Given the example narrative text from the news excerpt above:
The second example doesn’t actually use the word “outbreak”, but SMEs may readily assess it as a leading indicator of an outbreak. To address these difficult knowledge capture scenarios, SMEs first search for documents using one or more keywords that describe the ideas they want to find. Discovery Loop AI then selects the 25-50 most representative sentences from the results and, with simple point-and-click gestures, allows SMEs to classify the results into one or more meaningful categories. Alternatively, SME can specify substrings from sentences and extract them verbatim. AI trains her CNN classifier to learn categories assigned by SME. Sentences that are not bucketed are automatically assigned to the “uninteresting” category. A model trained in this way performs inference on every sentence in the original search results. Based on the inferred category predictions and their relative prediction confidences, the AI presents at least two of her sentence groups for her SME to review and/or revise. In the first group of 25-50 sentences. The AI only needs to train the model on 25-50 sentences and perform inference on the search results, so the loop typically takes only a few minutes. Similarly, each review group is only 25-50 sentences each, requiring only a few minutes of review by an SME. This rapid iteration is known as a discovery loop, allowing SMEs to quickly discover information rather than just reading and deciding on the gist without focusing on keywords. As the SME curates more labeled sentences, the AI retrains the classification or extraction model to improve accuracy and performs query expansion using the keywords extracted from the labeled sentences to improve the document set increase the coverage of At any time, the model can be run against all sentences in the document set to obtain a comprehensive subset of sentences that match the esoteric concepts defined by SME. This can be cited or referenced as evidence in analyst reports.
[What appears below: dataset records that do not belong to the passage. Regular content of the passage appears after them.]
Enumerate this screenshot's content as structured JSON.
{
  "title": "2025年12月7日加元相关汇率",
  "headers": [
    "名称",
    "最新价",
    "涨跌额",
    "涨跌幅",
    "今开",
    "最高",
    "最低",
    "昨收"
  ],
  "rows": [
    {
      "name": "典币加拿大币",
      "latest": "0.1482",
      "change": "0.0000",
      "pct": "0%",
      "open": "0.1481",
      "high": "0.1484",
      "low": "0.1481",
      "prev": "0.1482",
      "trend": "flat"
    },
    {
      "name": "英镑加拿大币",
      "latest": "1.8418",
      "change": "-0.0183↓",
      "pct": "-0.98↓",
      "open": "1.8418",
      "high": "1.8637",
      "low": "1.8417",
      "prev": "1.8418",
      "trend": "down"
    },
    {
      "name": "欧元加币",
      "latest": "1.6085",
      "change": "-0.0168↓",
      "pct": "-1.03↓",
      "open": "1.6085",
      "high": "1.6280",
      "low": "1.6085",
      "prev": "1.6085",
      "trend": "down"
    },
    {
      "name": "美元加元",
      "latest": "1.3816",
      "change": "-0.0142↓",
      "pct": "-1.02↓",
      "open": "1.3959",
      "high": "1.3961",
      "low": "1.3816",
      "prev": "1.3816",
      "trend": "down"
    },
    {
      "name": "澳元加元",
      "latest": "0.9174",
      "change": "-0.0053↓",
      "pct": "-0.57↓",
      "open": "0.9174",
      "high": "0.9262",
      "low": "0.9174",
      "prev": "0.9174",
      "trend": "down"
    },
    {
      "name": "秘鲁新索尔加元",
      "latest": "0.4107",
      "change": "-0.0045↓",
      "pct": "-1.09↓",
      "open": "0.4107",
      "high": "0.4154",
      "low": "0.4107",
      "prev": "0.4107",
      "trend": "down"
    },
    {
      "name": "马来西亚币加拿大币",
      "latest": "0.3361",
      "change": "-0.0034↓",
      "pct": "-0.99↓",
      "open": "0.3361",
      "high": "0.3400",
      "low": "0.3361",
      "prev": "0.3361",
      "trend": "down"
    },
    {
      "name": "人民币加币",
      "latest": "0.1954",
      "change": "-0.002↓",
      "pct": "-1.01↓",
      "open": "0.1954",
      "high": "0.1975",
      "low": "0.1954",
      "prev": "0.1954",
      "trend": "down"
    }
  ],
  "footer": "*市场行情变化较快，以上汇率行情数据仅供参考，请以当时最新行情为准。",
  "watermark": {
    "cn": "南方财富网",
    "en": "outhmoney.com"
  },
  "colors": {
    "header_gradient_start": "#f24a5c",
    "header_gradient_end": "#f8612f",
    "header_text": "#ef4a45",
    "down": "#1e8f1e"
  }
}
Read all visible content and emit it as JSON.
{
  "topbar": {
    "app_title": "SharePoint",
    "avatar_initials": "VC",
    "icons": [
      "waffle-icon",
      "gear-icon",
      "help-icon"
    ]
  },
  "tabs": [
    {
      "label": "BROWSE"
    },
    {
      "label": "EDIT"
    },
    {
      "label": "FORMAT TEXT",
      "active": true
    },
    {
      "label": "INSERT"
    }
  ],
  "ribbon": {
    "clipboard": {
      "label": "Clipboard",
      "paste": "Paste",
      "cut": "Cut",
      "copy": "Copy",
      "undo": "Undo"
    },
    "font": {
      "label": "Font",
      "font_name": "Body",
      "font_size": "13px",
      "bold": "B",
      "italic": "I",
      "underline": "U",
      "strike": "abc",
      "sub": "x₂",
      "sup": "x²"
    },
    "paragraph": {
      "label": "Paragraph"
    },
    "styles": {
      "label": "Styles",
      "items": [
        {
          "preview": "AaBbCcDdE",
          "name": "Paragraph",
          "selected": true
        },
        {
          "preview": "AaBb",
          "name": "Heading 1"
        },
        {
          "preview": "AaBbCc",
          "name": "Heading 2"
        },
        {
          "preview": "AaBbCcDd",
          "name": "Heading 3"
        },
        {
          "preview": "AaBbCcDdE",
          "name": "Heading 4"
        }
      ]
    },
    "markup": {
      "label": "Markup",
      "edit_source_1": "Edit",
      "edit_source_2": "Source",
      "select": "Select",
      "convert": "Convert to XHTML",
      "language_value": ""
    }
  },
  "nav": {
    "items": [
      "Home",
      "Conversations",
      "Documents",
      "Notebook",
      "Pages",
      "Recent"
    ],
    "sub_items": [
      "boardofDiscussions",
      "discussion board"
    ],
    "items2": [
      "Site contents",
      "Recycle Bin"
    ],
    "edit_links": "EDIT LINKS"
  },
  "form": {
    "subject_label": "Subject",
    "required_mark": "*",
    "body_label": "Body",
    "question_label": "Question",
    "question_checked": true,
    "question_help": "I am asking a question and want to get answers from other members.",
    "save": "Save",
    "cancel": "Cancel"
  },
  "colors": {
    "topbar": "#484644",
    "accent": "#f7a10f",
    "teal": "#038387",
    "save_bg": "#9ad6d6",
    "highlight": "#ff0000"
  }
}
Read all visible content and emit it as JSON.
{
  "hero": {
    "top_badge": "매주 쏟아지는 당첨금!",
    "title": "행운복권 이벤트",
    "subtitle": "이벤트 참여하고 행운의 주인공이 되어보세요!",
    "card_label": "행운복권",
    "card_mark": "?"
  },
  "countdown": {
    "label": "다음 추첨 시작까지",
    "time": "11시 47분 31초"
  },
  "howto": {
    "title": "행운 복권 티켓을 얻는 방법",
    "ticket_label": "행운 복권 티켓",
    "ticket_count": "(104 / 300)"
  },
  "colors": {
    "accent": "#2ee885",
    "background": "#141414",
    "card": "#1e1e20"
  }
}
Both ad-hoc density-based clustering and Discovery Loop offer the following advantages over traditional supervised classification approaches:
- Reduces the burden of cumbersome and comprehensive labeling required upfront with traditional approaches
- Allow small businesses to create categories incrementally as they discover new information
- Allow small businesses to model only a useful subset of their data
A common denominator for all techniques is augmenting the SME’s knowledge and intuition with AI, allowing them to focus on high-value decisions. By avoiding the traditional supervised modeling approaches common in academia, these techniques focus on rapid utility by delivering just-in-time intelligence at the fingertips of SMEs.
About the author
Jaidev Amrite, Head of Product, Visual AI Advisor and DeepNLP, SparkCognition, said: Prior to SparkCognition, he led multiple product development initiatives in IIoT, data analytics, and embedded systems at National Instruments and Microsoft. He holds a master’s degree in electrical and computer engineering from Georgia Tech and is passionate about making technology accessible through human-centered design and social psychology.